DETROIT - Rising sales and higher prices helped push Chrysler Group LLC back into the black in the latest quarter, another sign that the once-troubled company is turning around under its new Italian management.
Auburn Hills, Mich.-based Chrysler reported Thursday that its net income was $212 million for the July-September period, its second quarterly profit this year and only the second since 2006. Vehicle sales worldwide rose 24 per cent, and revenue rose 19 per cent to $13.1 billion.
In last year's third quarter, the privately held company lost $84 million, but Chrysler, now run by Italy's Fiat SpA, said its fortunes have improved because of increased demand for its new or revamped Chrysler, Dodge, Jeep and Ram cars and trucks.
"This house continues to be fully focused on financial performance and making outstanding cars and trucks by fully leveraging its alliance with Fiat," Sergio Marchionne, CEO of both companies, said in a statement.
For the first three quarters of the year, Chrysler has lost $42 million. But that's mainly due to a $551 million accounting charge for refinancing its government debt in the second quarter. Excluding the debt charge, the company earned $509 million during the first nine months.
Chrysler increased its earnings forecast for the full year to a profit of $600 million, excluding the accounting charge. Previously it had forecast $200 million to $500 million. It also predicted revenue of $55 billion.
The company hasn't made an annual profit since 2005, but it's getting closer to profitability with a mix of strong new products. Under Marchionne, the company has changed factory procedures and is doing more rigorous quality testing, raising the reliability of its vehicles.
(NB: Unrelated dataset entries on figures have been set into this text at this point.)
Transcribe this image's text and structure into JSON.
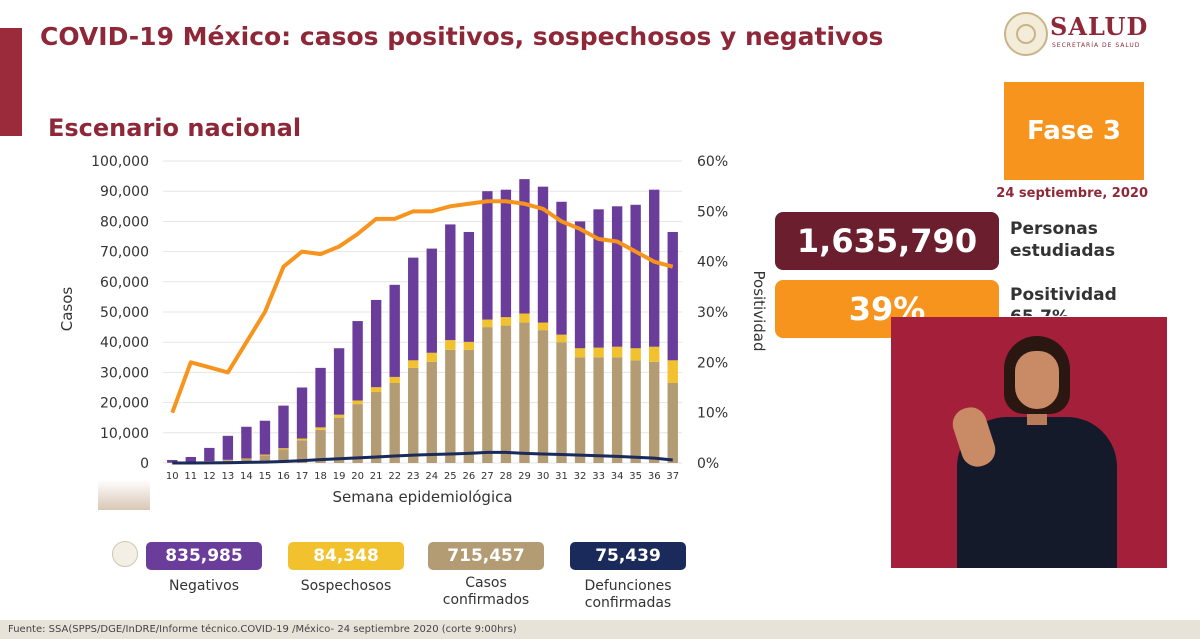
{
  "header": {
    "title": "COVID-19 México: casos positivos, sospechosos y negativos",
    "subtitle": "Escenario nacional"
  },
  "logo": {
    "text": "SALUD",
    "subtext": "SECRETARÍA DE SALUD"
  },
  "phase": {
    "label": "Fase 3",
    "date": "24 septiembre, 2020"
  },
  "kpis": {
    "persons_value": "1,635,790",
    "persons_label_1": "Personas",
    "persons_label_2": "estudiadas",
    "positivity_value": "39%",
    "positivity_label_1": "Positividad",
    "positivity_label_2": "65.7%"
  },
  "stats": [
    {
      "value": "835,985",
      "label_1": "Negativos",
      "label_2": "",
      "color": "#6a3d9a"
    },
    {
      "value": "84,348",
      "label_1": "Sospechosos",
      "label_2": "",
      "color": "#f2c12e"
    },
    {
      "value": "715,457",
      "label_1": "Casos",
      "label_2": "confirmados",
      "color": "#b39b74"
    },
    {
      "value": "75,439",
      "label_1": "Defunciones",
      "label_2": "confirmadas",
      "color": "#1a2a5a"
    }
  ],
  "footer": "Fuente: SSA(SPPS/DGE/InDRE/Informe técnico.COVID-19 /México- 24 septiembre 2020 (corte 9:00hrs)",
  "colors": {
    "confirmed": "#b39b74",
    "suspected": "#f2c12e",
    "negative": "#6a3d9a",
    "positivity": "#f7941d",
    "deaths": "#1a2a5a"
  },
  "chart_data": {
    "type": "bar",
    "stacked": true,
    "xlabel": "Semana epidemiológica",
    "ylabel": "Casos",
    "y2label": "Positividad",
    "ylim": [
      0,
      100000
    ],
    "y2lim": [
      0,
      60
    ],
    "yticks": [
      "0",
      "10,000",
      "20,000",
      "30,000",
      "40,000",
      "50,000",
      "60,000",
      "70,000",
      "80,000",
      "90,000",
      "100,000"
    ],
    "y2ticks": [
      "0%",
      "10%",
      "20%",
      "30%",
      "40%",
      "50%",
      "60%"
    ],
    "categories": [
      "10",
      "11",
      "12",
      "13",
      "14",
      "15",
      "16",
      "17",
      "18",
      "19",
      "20",
      "21",
      "22",
      "23",
      "24",
      "25",
      "26",
      "27",
      "28",
      "29",
      "30",
      "31",
      "32",
      "33",
      "34",
      "35",
      "36",
      "37"
    ],
    "series": [
      {
        "values": [
          100,
          250,
          500,
          900,
          1300,
          2500,
          4500,
          7500,
          11000,
          15000,
          19500,
          23500,
          26500,
          31500,
          33500,
          37500,
          37500,
          45000,
          45500,
          46500,
          44000,
          40000,
          35000,
          35000,
          35000,
          34000,
          33500,
          26500
        ]
      },
      {
        "values": [
          20,
          50,
          100,
          150,
          200,
          300,
          400,
          600,
          800,
          1000,
          1200,
          1600,
          2000,
          2500,
          3000,
          3200,
          2600,
          2500,
          2800,
          3000,
          2500,
          2500,
          3000,
          3200,
          3500,
          4000,
          5000,
          7500
        ]
      },
      {
        "values": [
          880,
          1700,
          4400,
          7950,
          10500,
          11200,
          14100,
          16900,
          19700,
          22000,
          26300,
          28900,
          30500,
          34000,
          34500,
          38300,
          36400,
          42500,
          42200,
          44500,
          45000,
          44000,
          42000,
          45800,
          46500,
          47500,
          52000,
          42500
        ]
      },
      {
        "values": [
          10,
          20,
          50,
          100,
          200,
          300,
          500,
          800,
          1100,
          1400,
          1700,
          2000,
          2300,
          2600,
          2800,
          3000,
          3200,
          3500,
          3500,
          3200,
          3000,
          2800,
          2600,
          2400,
          2200,
          1900,
          1600,
          1000
        ]
      },
      {
        "values": [
          10,
          20,
          19,
          18,
          24,
          30,
          39,
          42,
          41.5,
          43,
          45.5,
          48.5,
          48.5,
          50,
          50,
          51,
          51.5,
          52,
          52,
          51.5,
          50.5,
          48,
          46.5,
          44.5,
          44,
          42,
          40,
          39
        ]
      }
    ]
  }
}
Chrysler's Jeep was the top brand from a U.S. automaker in Consumer Reports' latest reliability rankings, which were released Tuesday. Chrysler was also the most improved brand, moving up to 15th place from 27th. The Jeep Grand Cherokee SUV, Chrysler 200 midsize car and Dodge Durango SUV have been among the company's recent successes.
The company also saw its average U.S. sale price rise 4.5 per cent for the quarter to $30,387, according to the Edmunds.com automotive website. Chrysler's share of the U.S. market increased to 11.6 per cent last quarter, from 9.7 per cent a year ago.
Chrysler also got good news on the labour front this week. On Wednesday, the United Auto Workers announced that 55 per cent of the Chrysler workers voting on a new contract approved the deal. The four-year pact, which covers 23,000 U.S. factory workers, will hold down the company's costs by giving workers profit-sharing and other bonuses instead of annual raises.
During the quarter, Chrysler also helped its bottom line by cutting interest costs through refinancing of $7.5 billion in high-interest loans from the U.S. and Canadian governments. The company said it paid $282 million in interest last quarter, down $34 million from a year earlier.
Chrysler said it finished the quarter with $12.3 billion in debt and $9.5 billion in cash. The cash balance dropped by $699 million during the quarter due to seasonal capital needs and increased capital spending, the company said.
Fiat controls Chrysler with a 53.3 per cent stake in the company. Under a 2009 deal with the U.S. government, Fiat got a 20 per cent stake in Chrysler after it exited bankruptcy protection. Fiat gradually raised its stake and gained a majority share in July, when it paid the U.S. Treasury for its remaining shares.
Fiat expects to raise its stake in Chrysler to 58.3 per cent by the end of the year, when it introduces a 40 mpg car for the U.S. market. The high mileage car was also part of its deal with the government. A union trust fund that pays retiree health care costs owns the rest of the shares.
The Italian automaker also released third-quarter earnings on Thursday, posting a 67 per cent profit increase to 112 million euros ($157 million) thanks to demand for Chrysler cars and trucks in North America.
Chrysler may return to the public stock exchanges sometime next year, with the trust fund raising cash by selling at least part of its stake.